Playing with associations

  1. Create your Post model by referencing your data plan from the first step above, migrate the database, and add its validations.
  2. Test your validations from the console, remembering to reload or relaunch it between changes.
  3. Now set up your associations between User and Post models. Did you remember to include the foreign key column (user_id) in your posts table? If not, you can just add a new migration ($ rails generate migration yourmigrationname) and use the #add_column method mentioned above.
  4. If you’ve properly set up your associations, you should be able to use a few more methods in the console, including finding a User’s Posts and finding the Post’s User. First test finding your lone User’s Posts – > User.first.posts. It should be an empty array since you haven’t created posts, but it shouldn’t throw an error at you.
  5. Build (but don’t yet save) a new post from the console, called p1, something like > p1 = Post.new(your_attributes_here). Don’t forget to include the ID of the user in your user_id field!
  6. Now build another post using the association to the user – substitute #new with #build and run through the association instead – p2 = User.first.posts.build. Don’t fill in any fields yet. Examine the object that was created and you’ll see that the ID field already got filled out for you, cool! This is a neat trick you’ll learn about in the lesson on associations.
  7. Save your original new post p1 so your user has officially written something. Test that you can use the other side of the association by trying > Post.first.user, which should return the original User object whose ID you pointed to when building the post. All has come full circle!

Add in commenting

  1. You’ve now got a User and a Post and they’ve been linked. Commenting will look quite similar to your Post model but will be related not just to the post who is its “parent” but also to the user who has authored it. Set up the migration and migrate the database for your Comment model.
  2. As before, add validations into your model and test them out in the console (refresh it!). Make sure you’ve required the two foreign keys (for posts and users) to be submitted, otherwise you could potentially have an orphan comment. You should not be able to save an invalid Comment and be able to save a valid Comment.
  3. Build a second user and create a new comment which represents this user commenting on the first user’s post.
  4. As before, add the associations you need between users, posts, and comments. You’ll need to be able to do the following methods successfully from the console (assuming your second user has an ID of 2):
    1. > u2 = User.find(2)
    2. > c1 = u2.comments.first should return that user’s comment. #comments returns an array with comments, which is why we need to use #first to actually retrieve the comment itself.
    3. > c1.user should return that comment’s author User (u2).
    4. > p1 = Post.first
    5. > p1.comments.first should return the comment c1.
    6. > c1.post should return the post p1.

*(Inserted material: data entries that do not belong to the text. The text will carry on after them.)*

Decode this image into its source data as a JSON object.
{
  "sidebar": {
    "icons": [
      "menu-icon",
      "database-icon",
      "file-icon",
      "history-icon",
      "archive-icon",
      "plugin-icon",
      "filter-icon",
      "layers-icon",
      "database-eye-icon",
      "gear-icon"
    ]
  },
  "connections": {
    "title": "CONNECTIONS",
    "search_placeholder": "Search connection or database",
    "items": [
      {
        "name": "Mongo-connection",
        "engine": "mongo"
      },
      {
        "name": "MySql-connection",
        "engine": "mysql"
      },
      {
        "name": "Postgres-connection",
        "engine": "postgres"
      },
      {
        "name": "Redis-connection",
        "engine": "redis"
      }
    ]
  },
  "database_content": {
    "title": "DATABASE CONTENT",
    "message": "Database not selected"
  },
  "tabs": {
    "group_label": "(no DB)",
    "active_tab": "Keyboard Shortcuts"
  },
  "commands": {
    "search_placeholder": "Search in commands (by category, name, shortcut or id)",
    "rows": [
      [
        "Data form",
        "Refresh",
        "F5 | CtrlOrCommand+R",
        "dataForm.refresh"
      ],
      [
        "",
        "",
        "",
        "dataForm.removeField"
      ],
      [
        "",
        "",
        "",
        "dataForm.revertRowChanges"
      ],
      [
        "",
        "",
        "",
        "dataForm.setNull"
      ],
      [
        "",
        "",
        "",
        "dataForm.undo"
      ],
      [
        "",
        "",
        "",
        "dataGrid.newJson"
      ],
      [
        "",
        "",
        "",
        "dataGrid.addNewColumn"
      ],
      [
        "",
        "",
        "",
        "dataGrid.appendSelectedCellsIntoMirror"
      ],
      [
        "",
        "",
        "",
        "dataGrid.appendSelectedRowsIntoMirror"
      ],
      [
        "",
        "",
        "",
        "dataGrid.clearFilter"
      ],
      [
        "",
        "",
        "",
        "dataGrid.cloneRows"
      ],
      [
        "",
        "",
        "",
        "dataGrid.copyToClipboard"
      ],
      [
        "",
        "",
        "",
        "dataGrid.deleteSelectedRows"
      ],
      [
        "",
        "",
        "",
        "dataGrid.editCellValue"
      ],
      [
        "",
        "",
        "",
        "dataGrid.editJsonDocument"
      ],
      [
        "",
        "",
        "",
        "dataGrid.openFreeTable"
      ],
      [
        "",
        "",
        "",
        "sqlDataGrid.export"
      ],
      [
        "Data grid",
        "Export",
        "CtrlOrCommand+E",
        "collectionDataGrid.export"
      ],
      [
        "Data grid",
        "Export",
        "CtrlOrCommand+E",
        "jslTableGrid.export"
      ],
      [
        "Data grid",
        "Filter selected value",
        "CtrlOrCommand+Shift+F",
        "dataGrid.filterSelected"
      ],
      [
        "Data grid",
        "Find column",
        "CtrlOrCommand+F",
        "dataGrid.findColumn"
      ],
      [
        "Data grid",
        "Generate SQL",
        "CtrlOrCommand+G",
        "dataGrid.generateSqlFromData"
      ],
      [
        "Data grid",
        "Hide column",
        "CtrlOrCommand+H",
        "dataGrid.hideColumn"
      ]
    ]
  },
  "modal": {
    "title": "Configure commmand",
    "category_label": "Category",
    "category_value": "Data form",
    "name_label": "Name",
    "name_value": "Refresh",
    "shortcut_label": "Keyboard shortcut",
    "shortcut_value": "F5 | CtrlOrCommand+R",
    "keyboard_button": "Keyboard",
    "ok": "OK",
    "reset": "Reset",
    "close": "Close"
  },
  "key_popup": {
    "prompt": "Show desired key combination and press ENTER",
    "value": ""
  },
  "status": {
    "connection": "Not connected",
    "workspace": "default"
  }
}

If any of those don’t work, double check your associations. Sometimes the error messages can be helpful in prompting you for how to set up those associations.

Additional resources

This section contains helpful links to related content. It isn’t required, so consider it supplemental.

  • The Rails API has good documentation for these things, in addition to the Edge Guides you’ve already read. Often it can be easier to search Google for the proper API page than navigating the site, e.g. “rails api has_many”.
  • JumpstartLab page on Model Relationships has some good unique information on how to approach optimizing common associations.